Фаустина также с своей стороны вероятно искала на мужественной физиономии жениха своей юности следы годов жизни, страданий. И эти два существа, любившие друг друга, по крайней мере говорившие себе это, мечтавшие одно время о совместной жизни и взгляды которых встретились в первый раз после восьми лет, обменивались в театральной ложе, на виду у двух тысячной толпы, замечаниями светских людей, видевшихся накануне! Потому что бывают часы, когда на устах появляются или решительные, или банальные слова, когда можно сказать только слишком много или слишком мало; потому что в отношениях между Мишелем Тремором и Фаустиной Морель не могло быть среднего, и что и тот и другая безмолвно это понимали. Им нужно было быть или только в настоящем, не представлявшем из себя ничего, или в прошлом, составлявшем драму одного из них.
Теперь они говорили о музыке, спорили о Меssidоr и различных лирических попытках Брюно, затем перешли к Вагнеру, к последнему сезону в Байрейте. Иногда едва заметная горькая улыбка, призрак былого времени, касалась слегка губ Фаустины, и в этом мелькавшем выражении было столько иронии, — может быть иронии тех, которые, благодаря непроизвольной двойственности своей личности, видят себя беспрестанно играющими жизненную комедию и жалеют себя за напрасную трату стольких усилий.
И в то время, как Фаустине казалось, что она слышит нового человека, она, вероятно, презирала себя, не умея найти в этом светском собеседнике дикаря из Кастельфлора, в этом умном болтуне — молчаливого студента археологического института. Мишеля пугали эти незнакомые зрачки, сияние которых его обволакивало.

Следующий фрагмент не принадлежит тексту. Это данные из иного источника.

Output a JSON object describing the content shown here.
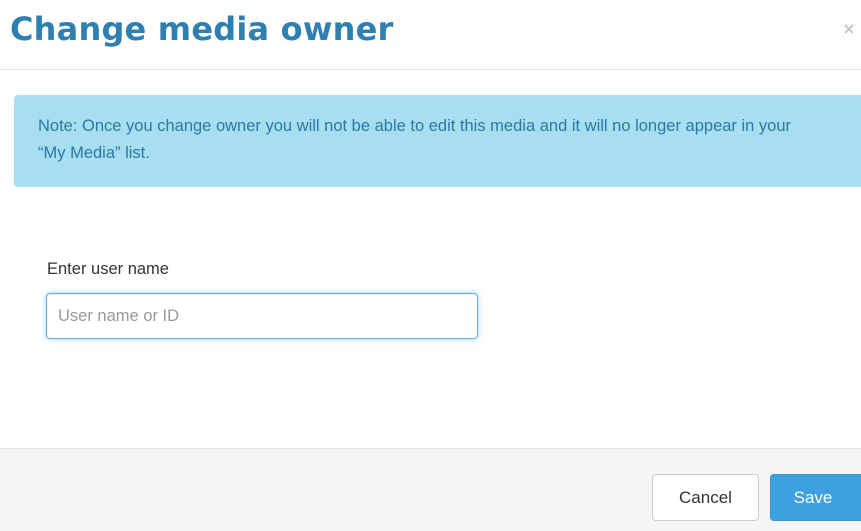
{
  "dialog": {
    "title": "Change media owner",
    "close_icon": "close-icon"
  },
  "note": {
    "text": "Note: Once you change owner you will not be able to edit this media and it will no longer appear in your “My Media” list."
  },
  "form": {
    "label": "Enter user name",
    "input_value": "",
    "input_placeholder": "User name or ID"
  },
  "footer": {
    "cancel_label": "Cancel",
    "save_label": "Save"
  },
  "colors": {
    "title": "#2f7fb1",
    "alert_bg": "#a7dff1",
    "alert_text": "#2a78a8",
    "save_bg": "#3ea1df",
    "input_focus_border": "#66afe9",
    "footer_bg": "#f5f5f5"
  }
}
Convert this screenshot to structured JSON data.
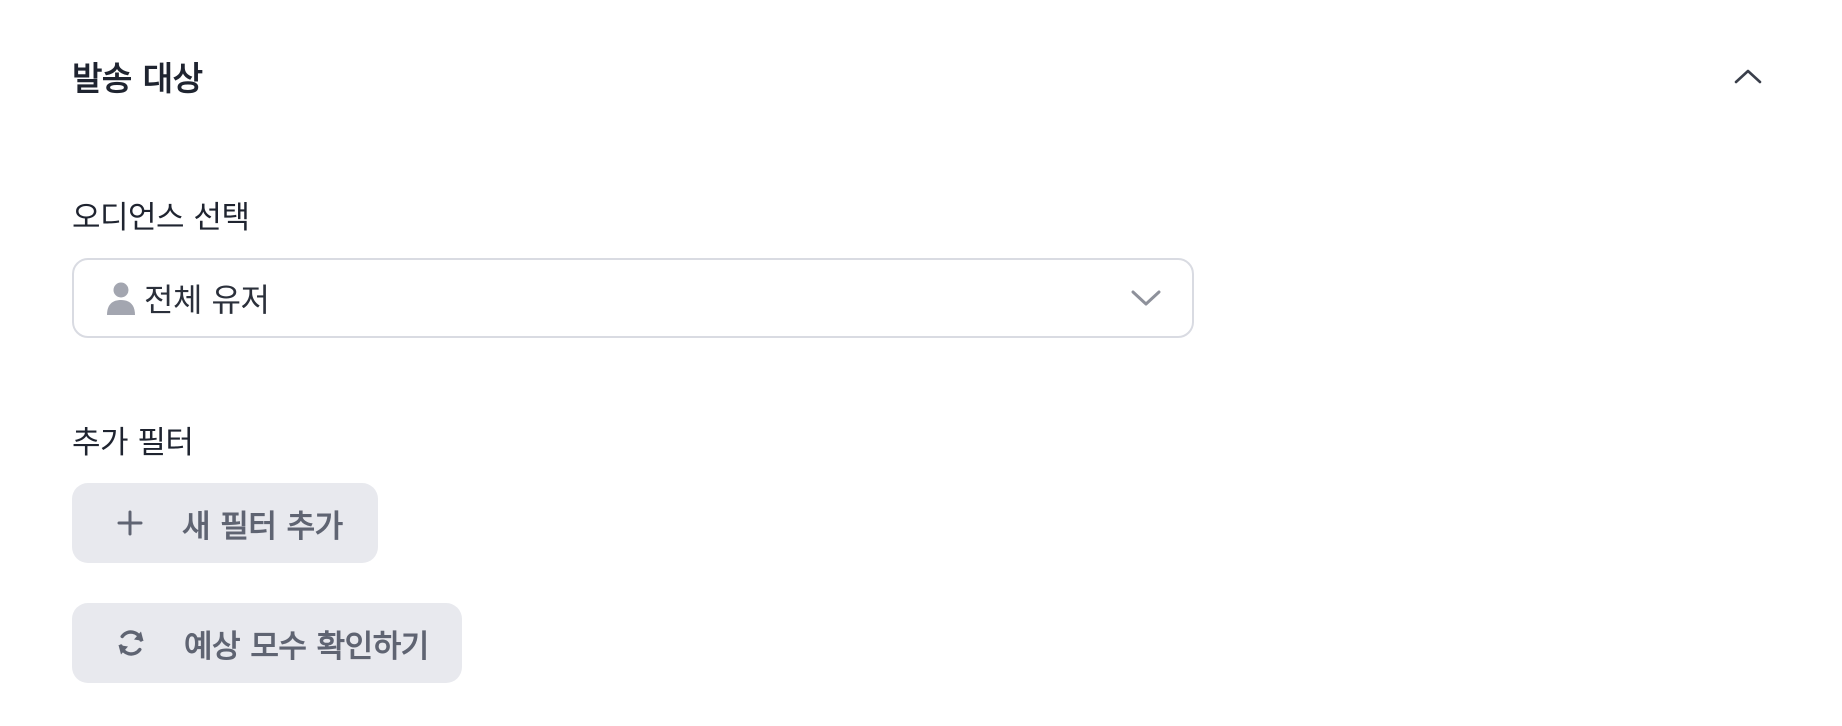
{
  "section": {
    "title": "발송 대상",
    "collapse_icon": "chevron-up-icon"
  },
  "audience": {
    "label": "오디언스 선택",
    "selected": "전체 유저",
    "icon": "person-icon",
    "dropdown_icon": "chevron-down-icon"
  },
  "filters": {
    "label": "추가 필터",
    "add_button": "새 필터 추가",
    "add_icon": "plus-icon"
  },
  "estimate": {
    "button": "예상 모수 확인하기",
    "icon": "refresh-icon"
  },
  "colors": {
    "text_primary": "#1f2430",
    "text_muted": "#5f6472",
    "icon_gray": "#a3a6b0",
    "border": "#d9dbe2",
    "button_bg": "#e8e9ee"
  }
}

Ему казалось, что он видел в них колебавшиеся смутные отражения стольких существ и предметов, чуждых ему, целое прошлое, о котором он ничего не знал, целая непонятная тайна эволюции души, в которую он никогда не мог вполне проникнуть и которая все более и более ускользала от его анализа.
Он чувствовал себя далеко, бесконечно далеко от этой души.
Они вдруг замолчали. Разговор, где под вежливыми и приличными словами чувствовалось нечто в роде вызова, разговор, где каждый боялся дать говорить другому, стих. Они замолчали, и пустота, оставшаяся после их слов, была тотчас же заполнена в их ушах шумом большой, шумной и равнодушной залы, тем шумом толпы, который есть почти молчание, как сама толпа — уединение. Это было для них впечатлением леденящего холода. Тогда, совсем тихо, отказываясь от принужденной беспечности только что разыгранной, Фаустина прошептала:
— Как это было давно… — Фраза, говорившая или много или очень мало.
Мишель решил принять ее, как очень мало выражавшую.
— Очень давно, — повторил он; — вы ни разу не возвращались во Францию?
Она продолжала по-прежнему тихим голосом:
— Вы ведь знаете… что я вдова?
— Я это недавно узнал, да, — ответил Тремор этот раз серьезно, — и я вас пожалел.
Мгновенная улыбка горечи появилась на алых губах.
— А вы, — продолжала молодая женщина, — вы путешествовали, работали… Я читала ваши статьи в Revue des Deux Mondes. О! вы пойдете далеко, я в этом уверена, вы можете рассчитывать на многое!
Она, казалось, говорила это самой себе; он ограничился поклоном без ответа.
— Вы были… шокированы, не правда ли, только что, когда я послала за вами? — спросила она внезапно.
— Я был очень удивлен, сударыня.
Новое молчание последовало за этими словами. Затем еще более тихо Фаустина прибавила:
— Однако, нужно, чтобы я вам сказала… чтобы я объяснила…
Мишель быстро поднял голову и, глядя на молодую женщину:
— О, я понял, — сказал он, — не будем касаться прошлого.
Дверь отворилась, появилась унылая фигура г-жи Морель. Мишель поднялся. Когда он церемонно прощался, г-жа Вронская протянула ему руку; небрежно оставляя в пожатии эту изящную и теплую руку, этот белый цветок тела, только что освободившийся от душистой перчатки, она прошептала:
— Я остановилась в Континенталь; не правда ли, я вас увижу еще?
Однако лицо Мишеля не прояснилось.
— Боюсь, что нет, сударыня, я возвращаюсь завтра в Ривайер, по всей вероятности я там останусь до времени моего от езда в Норвегию, где я проведу лето, — возразил он.